Cracking the lost password (Hard)

For the third password program we are once again challenged to find the correct password. Looking at the binary we discover few interesting things.

  1. root@kali:~/Desktop# file password_3 
  2. password_3: ELF 64-bit LSB executable, x86-64, version 1 (GNU/Linux), statically linked, stripped

The password_3 program is stripped, which means symbol tables etc. are removed. So if we would try to search for functions in gdb it would fail since the symbol table would not load.

Next I used strings to look into the contents of the program, which revealed other interesting things, such as that the program was packed with UPX making it pretty much unreadable.

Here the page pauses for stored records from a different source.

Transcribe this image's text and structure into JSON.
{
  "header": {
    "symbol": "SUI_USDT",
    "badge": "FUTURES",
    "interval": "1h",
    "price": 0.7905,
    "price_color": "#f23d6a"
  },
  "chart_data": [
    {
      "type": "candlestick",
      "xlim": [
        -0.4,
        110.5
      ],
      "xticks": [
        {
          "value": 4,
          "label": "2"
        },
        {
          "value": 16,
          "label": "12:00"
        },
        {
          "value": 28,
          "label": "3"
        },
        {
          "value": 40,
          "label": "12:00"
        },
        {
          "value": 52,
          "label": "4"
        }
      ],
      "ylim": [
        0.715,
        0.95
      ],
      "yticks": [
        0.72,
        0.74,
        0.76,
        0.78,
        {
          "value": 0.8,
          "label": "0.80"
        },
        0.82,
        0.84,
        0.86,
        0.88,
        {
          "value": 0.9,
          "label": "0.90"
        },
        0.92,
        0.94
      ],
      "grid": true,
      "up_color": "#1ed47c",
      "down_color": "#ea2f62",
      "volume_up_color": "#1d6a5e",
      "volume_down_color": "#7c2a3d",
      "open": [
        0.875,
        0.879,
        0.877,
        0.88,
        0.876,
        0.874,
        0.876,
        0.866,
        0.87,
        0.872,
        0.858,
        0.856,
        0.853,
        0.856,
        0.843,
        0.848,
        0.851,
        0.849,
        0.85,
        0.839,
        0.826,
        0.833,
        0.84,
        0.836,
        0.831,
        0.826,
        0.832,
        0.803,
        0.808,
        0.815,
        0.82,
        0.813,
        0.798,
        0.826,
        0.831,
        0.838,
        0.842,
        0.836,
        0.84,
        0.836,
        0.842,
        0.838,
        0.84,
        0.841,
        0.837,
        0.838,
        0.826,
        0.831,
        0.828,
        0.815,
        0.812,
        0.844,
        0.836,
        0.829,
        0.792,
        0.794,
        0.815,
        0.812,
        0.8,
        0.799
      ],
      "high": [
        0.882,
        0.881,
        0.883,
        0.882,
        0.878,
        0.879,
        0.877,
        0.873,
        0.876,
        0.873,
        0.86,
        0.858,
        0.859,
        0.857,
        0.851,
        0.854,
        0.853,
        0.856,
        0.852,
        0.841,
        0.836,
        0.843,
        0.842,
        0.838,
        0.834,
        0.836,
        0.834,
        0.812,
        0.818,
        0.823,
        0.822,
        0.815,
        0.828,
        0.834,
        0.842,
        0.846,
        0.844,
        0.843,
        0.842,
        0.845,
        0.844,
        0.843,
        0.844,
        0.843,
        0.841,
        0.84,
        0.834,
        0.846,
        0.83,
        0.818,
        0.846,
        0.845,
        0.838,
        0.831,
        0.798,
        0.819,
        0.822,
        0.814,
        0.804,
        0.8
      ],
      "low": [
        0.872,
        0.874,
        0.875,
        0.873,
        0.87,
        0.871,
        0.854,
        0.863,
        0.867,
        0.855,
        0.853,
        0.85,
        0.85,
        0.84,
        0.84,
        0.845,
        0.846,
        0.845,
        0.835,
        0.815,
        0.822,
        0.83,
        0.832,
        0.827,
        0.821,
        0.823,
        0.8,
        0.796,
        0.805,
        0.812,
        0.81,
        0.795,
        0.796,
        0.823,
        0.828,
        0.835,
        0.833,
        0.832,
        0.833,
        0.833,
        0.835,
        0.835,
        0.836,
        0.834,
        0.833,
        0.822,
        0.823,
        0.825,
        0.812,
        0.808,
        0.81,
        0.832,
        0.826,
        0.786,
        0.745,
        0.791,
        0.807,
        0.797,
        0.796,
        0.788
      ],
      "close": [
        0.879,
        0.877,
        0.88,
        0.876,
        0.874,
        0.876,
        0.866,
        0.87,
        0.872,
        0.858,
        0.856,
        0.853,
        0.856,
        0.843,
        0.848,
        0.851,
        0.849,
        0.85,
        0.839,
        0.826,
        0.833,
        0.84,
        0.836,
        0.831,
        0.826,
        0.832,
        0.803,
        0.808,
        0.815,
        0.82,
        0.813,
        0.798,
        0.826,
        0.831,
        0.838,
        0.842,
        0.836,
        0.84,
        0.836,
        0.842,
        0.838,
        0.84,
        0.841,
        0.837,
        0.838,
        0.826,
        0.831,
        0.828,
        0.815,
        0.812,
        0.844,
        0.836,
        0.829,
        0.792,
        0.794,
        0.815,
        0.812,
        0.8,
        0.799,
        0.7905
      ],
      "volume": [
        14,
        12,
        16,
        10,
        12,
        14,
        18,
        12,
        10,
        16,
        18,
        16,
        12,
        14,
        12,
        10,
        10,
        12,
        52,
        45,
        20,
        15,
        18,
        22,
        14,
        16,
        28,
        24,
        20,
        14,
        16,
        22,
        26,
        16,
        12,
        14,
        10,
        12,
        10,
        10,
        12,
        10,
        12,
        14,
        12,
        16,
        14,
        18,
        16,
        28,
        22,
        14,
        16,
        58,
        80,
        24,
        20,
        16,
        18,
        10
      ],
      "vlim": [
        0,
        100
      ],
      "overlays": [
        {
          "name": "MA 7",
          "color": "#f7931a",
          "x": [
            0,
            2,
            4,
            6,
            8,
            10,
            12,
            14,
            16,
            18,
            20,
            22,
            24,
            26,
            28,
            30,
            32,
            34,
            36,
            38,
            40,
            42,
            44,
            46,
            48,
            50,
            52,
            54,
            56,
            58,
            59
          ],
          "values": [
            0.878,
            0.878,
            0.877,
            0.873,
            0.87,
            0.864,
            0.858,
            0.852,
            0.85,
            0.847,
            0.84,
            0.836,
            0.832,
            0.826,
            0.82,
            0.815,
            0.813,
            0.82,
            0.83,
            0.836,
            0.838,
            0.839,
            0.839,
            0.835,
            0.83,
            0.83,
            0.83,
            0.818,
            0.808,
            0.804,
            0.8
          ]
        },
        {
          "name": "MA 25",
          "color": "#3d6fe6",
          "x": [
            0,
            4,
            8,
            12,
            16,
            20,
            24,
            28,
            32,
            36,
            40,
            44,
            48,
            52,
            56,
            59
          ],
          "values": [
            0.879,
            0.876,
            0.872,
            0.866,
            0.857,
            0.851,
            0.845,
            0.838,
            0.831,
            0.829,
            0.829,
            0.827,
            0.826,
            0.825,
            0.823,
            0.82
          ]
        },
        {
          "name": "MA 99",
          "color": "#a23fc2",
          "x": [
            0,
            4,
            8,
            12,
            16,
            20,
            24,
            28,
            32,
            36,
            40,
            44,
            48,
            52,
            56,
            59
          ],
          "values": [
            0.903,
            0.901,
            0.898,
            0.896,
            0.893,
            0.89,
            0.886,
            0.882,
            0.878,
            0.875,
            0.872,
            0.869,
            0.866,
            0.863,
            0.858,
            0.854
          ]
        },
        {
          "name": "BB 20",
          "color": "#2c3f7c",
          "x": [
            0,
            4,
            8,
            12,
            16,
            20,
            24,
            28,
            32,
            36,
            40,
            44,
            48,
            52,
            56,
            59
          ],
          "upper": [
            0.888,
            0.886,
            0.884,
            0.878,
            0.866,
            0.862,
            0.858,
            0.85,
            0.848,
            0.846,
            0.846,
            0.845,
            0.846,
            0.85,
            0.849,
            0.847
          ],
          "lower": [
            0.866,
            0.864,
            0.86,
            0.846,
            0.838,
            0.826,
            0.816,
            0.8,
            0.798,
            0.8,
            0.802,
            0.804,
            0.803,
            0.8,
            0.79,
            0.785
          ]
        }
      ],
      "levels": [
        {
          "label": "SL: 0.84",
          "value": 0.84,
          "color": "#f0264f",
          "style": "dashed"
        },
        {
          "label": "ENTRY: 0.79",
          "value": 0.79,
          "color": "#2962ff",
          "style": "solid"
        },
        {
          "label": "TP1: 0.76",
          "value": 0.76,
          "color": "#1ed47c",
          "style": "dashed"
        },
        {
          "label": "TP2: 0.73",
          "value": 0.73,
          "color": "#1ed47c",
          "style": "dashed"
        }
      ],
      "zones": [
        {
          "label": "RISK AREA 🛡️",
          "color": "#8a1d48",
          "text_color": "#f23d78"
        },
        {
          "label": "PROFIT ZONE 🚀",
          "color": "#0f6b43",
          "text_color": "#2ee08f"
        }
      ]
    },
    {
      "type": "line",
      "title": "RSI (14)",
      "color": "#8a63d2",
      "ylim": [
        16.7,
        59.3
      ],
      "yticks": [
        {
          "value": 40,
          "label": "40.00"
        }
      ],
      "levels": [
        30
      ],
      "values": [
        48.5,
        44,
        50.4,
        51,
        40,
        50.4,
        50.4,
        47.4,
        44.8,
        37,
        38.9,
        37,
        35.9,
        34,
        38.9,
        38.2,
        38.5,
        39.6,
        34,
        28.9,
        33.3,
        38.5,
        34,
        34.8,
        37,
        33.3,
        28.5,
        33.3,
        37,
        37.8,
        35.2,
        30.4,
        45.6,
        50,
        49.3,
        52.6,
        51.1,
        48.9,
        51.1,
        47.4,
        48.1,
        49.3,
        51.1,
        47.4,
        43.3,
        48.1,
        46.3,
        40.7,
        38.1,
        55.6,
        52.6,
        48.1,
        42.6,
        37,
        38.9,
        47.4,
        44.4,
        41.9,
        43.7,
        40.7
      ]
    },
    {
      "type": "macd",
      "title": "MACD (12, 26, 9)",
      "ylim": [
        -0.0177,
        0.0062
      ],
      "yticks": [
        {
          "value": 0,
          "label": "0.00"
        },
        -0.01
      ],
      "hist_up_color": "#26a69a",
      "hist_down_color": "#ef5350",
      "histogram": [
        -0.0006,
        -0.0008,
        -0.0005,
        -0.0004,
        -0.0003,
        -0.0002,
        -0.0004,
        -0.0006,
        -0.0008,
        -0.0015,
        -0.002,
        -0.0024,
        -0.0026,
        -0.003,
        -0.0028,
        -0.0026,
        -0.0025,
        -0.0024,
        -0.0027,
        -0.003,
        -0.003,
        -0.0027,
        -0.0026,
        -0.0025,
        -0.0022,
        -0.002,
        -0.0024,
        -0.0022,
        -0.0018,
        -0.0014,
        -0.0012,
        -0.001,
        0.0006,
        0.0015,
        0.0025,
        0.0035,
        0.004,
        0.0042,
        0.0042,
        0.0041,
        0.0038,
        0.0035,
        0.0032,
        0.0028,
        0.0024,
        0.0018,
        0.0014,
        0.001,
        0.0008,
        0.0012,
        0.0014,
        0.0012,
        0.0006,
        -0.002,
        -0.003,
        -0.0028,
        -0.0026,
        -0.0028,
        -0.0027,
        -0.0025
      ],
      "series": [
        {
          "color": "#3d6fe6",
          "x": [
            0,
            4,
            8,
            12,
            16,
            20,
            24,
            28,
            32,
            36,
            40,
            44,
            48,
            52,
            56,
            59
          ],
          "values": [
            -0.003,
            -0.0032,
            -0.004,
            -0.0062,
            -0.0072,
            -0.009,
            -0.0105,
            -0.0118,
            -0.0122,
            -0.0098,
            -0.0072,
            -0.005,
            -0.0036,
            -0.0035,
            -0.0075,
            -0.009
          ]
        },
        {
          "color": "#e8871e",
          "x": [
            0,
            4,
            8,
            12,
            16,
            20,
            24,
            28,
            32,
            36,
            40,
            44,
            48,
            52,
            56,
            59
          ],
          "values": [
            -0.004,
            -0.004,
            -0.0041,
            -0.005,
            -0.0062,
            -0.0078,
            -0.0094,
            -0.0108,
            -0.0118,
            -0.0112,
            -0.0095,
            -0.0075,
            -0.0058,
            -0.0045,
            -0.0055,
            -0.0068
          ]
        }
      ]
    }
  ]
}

  1. root@kali:~/Desktop# strings password_3 
  2. UPX!
  3. '@6!O
  4. /lib64
  5. nux-x86-

However, we can use upx also to unpack the program.

  1. root@kali:~/Desktop# upx -d password_3 
  2.                Ultimate Packer for eXecutables
  3.               Copyright (C) 1996 - 2013
  4. UPX 3.91        Markus Oberhumer, Laszlo Molnar & John Reiser   Sep 30th 2013
  6.     File size         Ratio      Format      Name
  7.    --------------------   ------   -----------   -----------
  8.      20780 <-      6401   30.80%  linux/ElfAMD   password_3
  10. Unpacked 1 file.

Then running strings again we can find the password.

  1. root@kali:~/Desktop# strings password_3 
  2. /lib64/ld-linux-x86-64.so.2
  3. libc.so.6
  4. ...
  5. []A\A]A^A_
  6. Enter the password :
  7. CorrectPasswrdAAA
  8. You entered correct password
  9. You entered incorrect password

The correct password is “CorrectPasswrdAAA”.